Die generierten Texte erhielten 13 ausgewählte Neurologen aus Großbritannien, Deutschland und Spanien. Unter die KI-Texte mischte das Forschungsteam die ursprünglichen, von menschlichen Autoren verfassten Zusammenfassungen und Einleitungen. Jeder dieser Experten war mal mehr, mal weniger mit dem Thema der Veröffentlichung vertraut. Im Test 1 waren die Experten mit den Hunden, die SARS-Cov2 erschnüffeln können, weniger vertraut. Im Test 2 waren die Biomarker für Entzündungen im Gehirn von Hunden sehr vertraut. Test 3 wurde so eingeordnet, dass die Experten mäßig ("moderately familiar") damit vertraut waren.

"Bei dem am wenigsten vertrauten Thema erkannten nur vier von 13 Gutachtern den von der künstlichen Intelligenz verfassten Abstract richtig, während sich diese Quote bei einem vertrauteren Thema auf etwa die Hälfte erhöhte, wobei sieben von 13 Gutachtern die von der künstlichen Intelligenz verfasste Zusammenfassung richtig erkannten", schreiben Abani und ihre Kolleginnen und Kollegen. Hatten aber die Fachleute mehr Text zur Analyse zur Verfügung, einschließlich Einleitung und Referenzliste, konnten sie den KI-Text jedoch besser erkennen. Bei den Experten handelt es sich laut Abani um erfahrene Neurologen, die mit den Feinheiten des wissenschaftlichen Schreibens vertraut sind.

Professor Holger Volk Leiter der Klinik für Kleintiere und ebenfalls Autor der Studie, sagt: "Die Studie zeigt, dass selbst erfahrene Gutachterinnen und Gutachter getäuscht werden können, da Sprachmodelle wie ChatGPT darauf trainiert sind, menschliche Schreibstile nahtlos zu imitieren. Die Auswirkungen für die wissenschaftliche Gemeinschaft sind tiefgreifend und erfordern eine Neubewertung herkömmlicher Bewertungskriterien."

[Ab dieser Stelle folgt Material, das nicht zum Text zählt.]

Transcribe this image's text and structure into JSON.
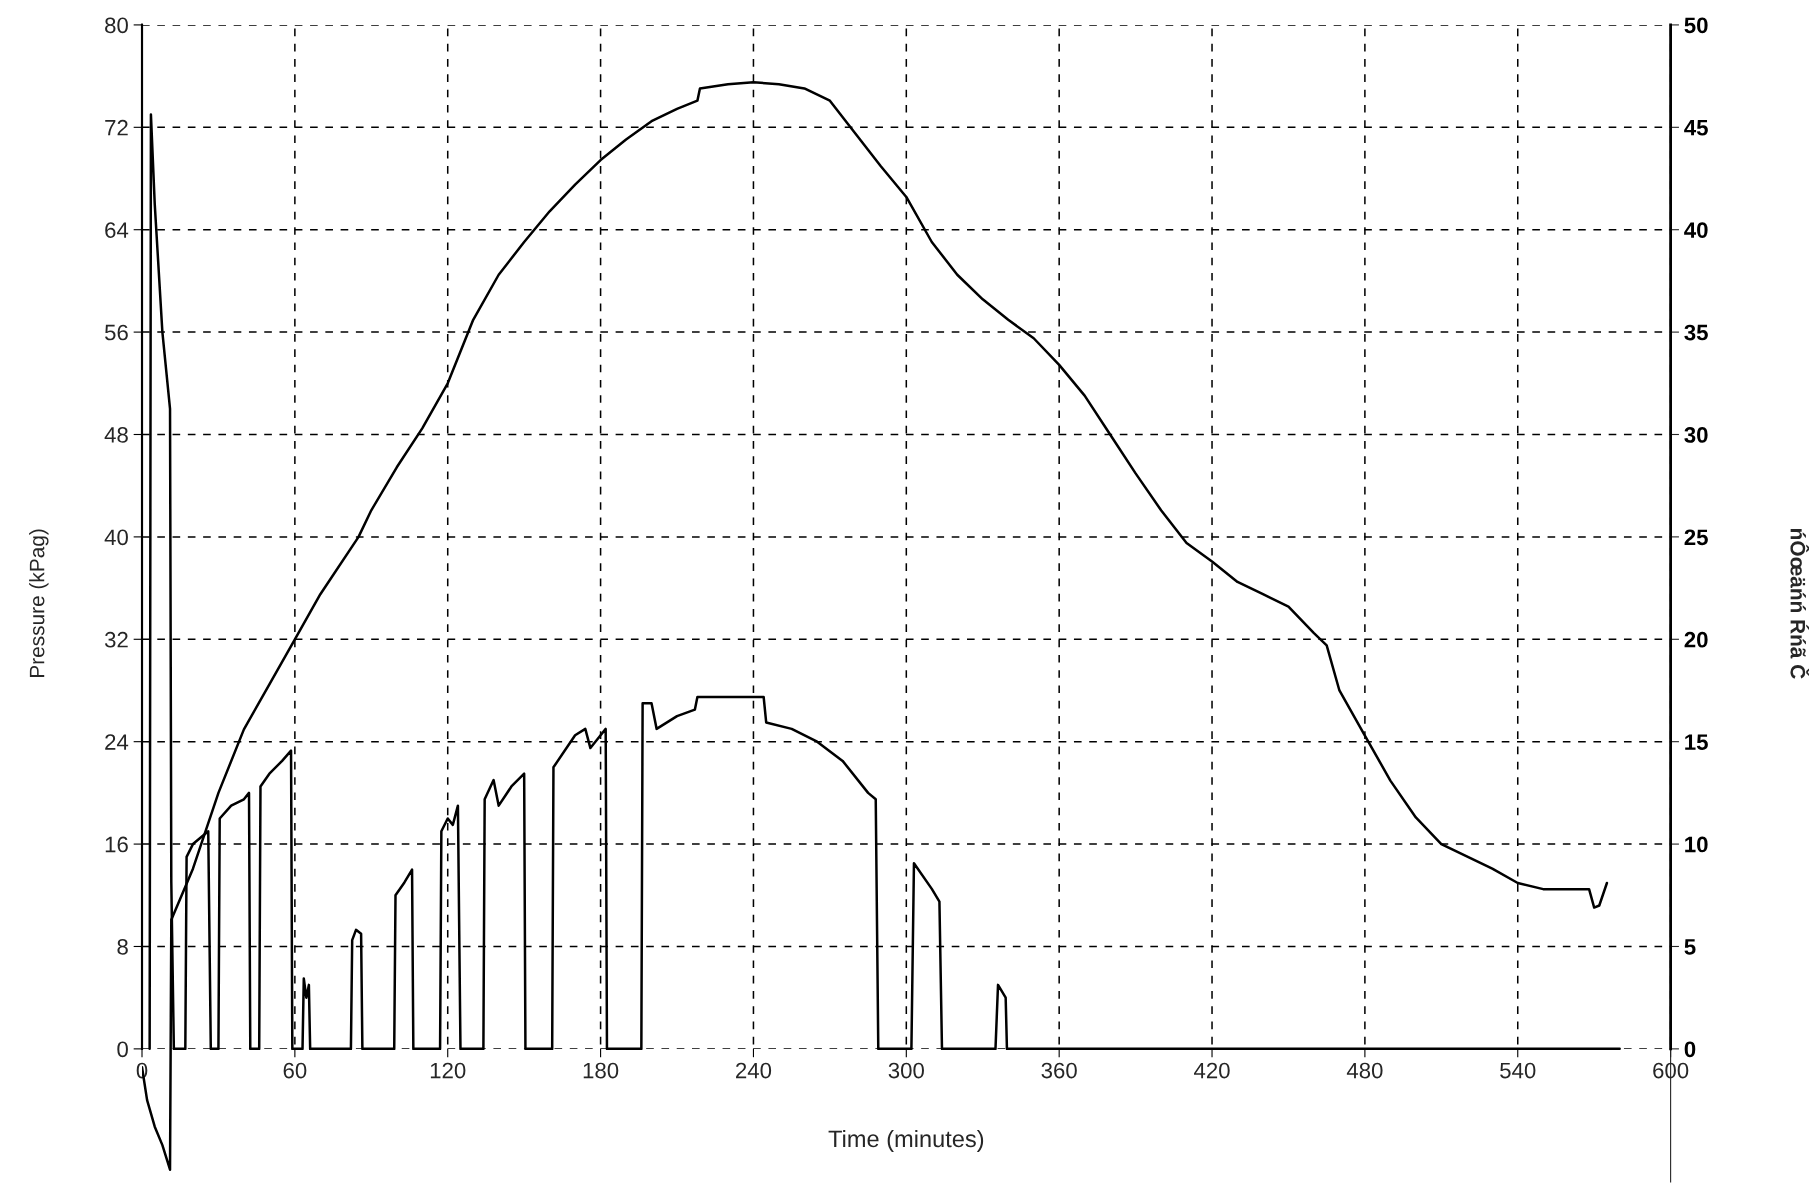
{
  "chart_data": {
    "type": "line",
    "xlabel": "Time (minutes)",
    "ylabel": "Pressure (kPag)",
    "y2label": "ńÔœäńń Ŕńã Č",
    "xlim": [
      0,
      600
    ],
    "xticks": [
      0,
      60,
      120,
      180,
      240,
      300,
      360,
      420,
      480,
      540,
      600
    ],
    "ylim": [
      -10.4,
      80
    ],
    "yticks": [
      0,
      8,
      16,
      24,
      32,
      40,
      48,
      56,
      64,
      72,
      80
    ],
    "y2lim": [
      -6.5,
      50
    ],
    "y2ticks": [
      0,
      5,
      10,
      15,
      20,
      25,
      30,
      35,
      40,
      45,
      50
    ],
    "grid": true,
    "line_style": "solid",
    "marker": "none",
    "series": [
      {
        "color": "#000000",
        "x": [
          3,
          3.5,
          5,
          8,
          11,
          11.5,
          12.5,
          17,
          17.5,
          20,
          26,
          27,
          30,
          30.5,
          35,
          40,
          42,
          42.5,
          46,
          46.5,
          50,
          55,
          58.5,
          59,
          63,
          63.5,
          64.5,
          65.5,
          66,
          82,
          82.5,
          84,
          86,
          86.5,
          99,
          99.5,
          103,
          106,
          106.5,
          117,
          117.5,
          120,
          122,
          124,
          125,
          134,
          134.5,
          138,
          140,
          145,
          150,
          150.5,
          161,
          161.5,
          170,
          174,
          176,
          180,
          182,
          182.5,
          196,
          196.5,
          200,
          202,
          210,
          217,
          218,
          235,
          244,
          245,
          255,
          265,
          275,
          285,
          288,
          289,
          302,
          303,
          310,
          313,
          314,
          335,
          336,
          339,
          339.5,
          580
        ],
        "values": [
          0,
          73,
          66,
          56,
          50,
          13,
          0,
          0,
          15,
          16,
          17,
          0,
          0,
          18,
          19,
          19.5,
          20,
          0,
          0,
          20.5,
          21.5,
          22.5,
          23.3,
          0,
          0,
          5.5,
          4,
          5,
          0,
          0,
          8.5,
          9.3,
          9,
          0,
          0,
          12,
          13,
          14,
          0,
          0,
          17,
          18,
          17.5,
          19,
          0,
          0,
          19.5,
          21,
          19,
          20.5,
          21.5,
          0,
          0,
          22,
          24.5,
          25,
          23.5,
          24.5,
          25,
          0,
          0,
          27,
          27,
          25,
          26,
          26.5,
          27.5,
          27.5,
          27.5,
          25.5,
          25,
          24,
          22.5,
          20,
          19.5,
          0,
          0,
          14.5,
          12.5,
          11.5,
          0,
          0,
          5,
          4,
          0,
          0
        ]
      },
      {
        "color": "#000000",
        "axis": "y2",
        "x": [
          0,
          2,
          5,
          8,
          11,
          11.5,
          20,
          30,
          40,
          50,
          60,
          70,
          85,
          90,
          100,
          110,
          120,
          130,
          140,
          150,
          160,
          170,
          180,
          190,
          200,
          210,
          218,
          219,
          230,
          240,
          250,
          260,
          270,
          280,
          290,
          300,
          310,
          320,
          330,
          340,
          350,
          360,
          370,
          380,
          390,
          400,
          410,
          420,
          430,
          440,
          450,
          460,
          465,
          470,
          480,
          490,
          500,
          510,
          520,
          530,
          540,
          550,
          560,
          568,
          570,
          572,
          575
        ],
        "values": [
          -0.9,
          -2.5,
          -3.8,
          -4.7,
          -5.9,
          6.3,
          8.8,
          12.5,
          15.6,
          17.8,
          20,
          22.2,
          25,
          26.3,
          28.4,
          30.3,
          32.5,
          35.6,
          37.8,
          39.4,
          40.9,
          42.2,
          43.4,
          44.4,
          45.3,
          45.9,
          46.3,
          46.9,
          47.1,
          47.2,
          47.1,
          46.9,
          46.3,
          44.7,
          43.1,
          41.6,
          39.4,
          37.8,
          36.6,
          35.6,
          34.7,
          33.4,
          31.9,
          30,
          28.1,
          26.3,
          24.7,
          23.8,
          22.8,
          22.2,
          21.6,
          20.3,
          19.7,
          17.5,
          15.3,
          13.1,
          11.3,
          10,
          9.4,
          8.8,
          8.1,
          7.8,
          7.8,
          7.8,
          6.9,
          7,
          8.1
        ]
      }
    ]
  }
}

Die Ergebnisse der TiHo-Studie bestätigte eine Untersuchung aus einem anderen wissenschaftlichen Fachbereich. So konnten etwa Linguisten in einer Untersuchung der University of South Florida in nur knapp 40 Prozent der Fälle bei Abstracts richtig feststellen, dass es sich um einen Text einer KI handelt.

"Oberflächlich betrachtet lesen sich die Abstracts und Einführungen von ChatGPT manchmal sehr gut, aber je besser man sich fachlich auskennt, desto offensichtlicher werden Unklarheiten, etwa bei statistischen Angaben", sagt Abani. Zum derzeitigen Zeitpunkt würde sie selbst ChatGPT und anderen generativen Modellen nicht vollständig vertrauen. Immer noch gebe es zu viele Begrenzungen für einen bedenkenlosen Einsatz. Dennoch sieht sie einen Vorteil: "Die Anwendung kann Dokumente für die englische Sprache für nicht Muttersprachler überarbeiten und die Nachteile nicht englischsprachiger Forschender überwinden."

Ob und wie KI-Software für wissenschaftliche Paper eingesetzt werden kann, wird schon länger untersucht. Es gibt immer noch eine Lücke zwischen KI-generiertem, scheinbar plausiblem wissenschaftlichen Inhalt und der Expertise sowie der fachlichen Tiefe menschlicher Experten. Falls Studierende oder Wissenschaftler ChatGPT oder andere Modelle für das Schreiben ihrer Arbeiten verwenden, ist es erforderlich, diese Diskrepanz im Blick zu haben. So sieht auch Abani, dass es in der Wissenschaft und Lehre vor allem um die Sensibilisierung von Studenten gehe: "Es bedarf an Training und Kompetenz im Umgang mit den KI-Tools und einer Kennzeichnung, wenn man Chatbots wie ChatGPT für seine Arbeiten benutzt."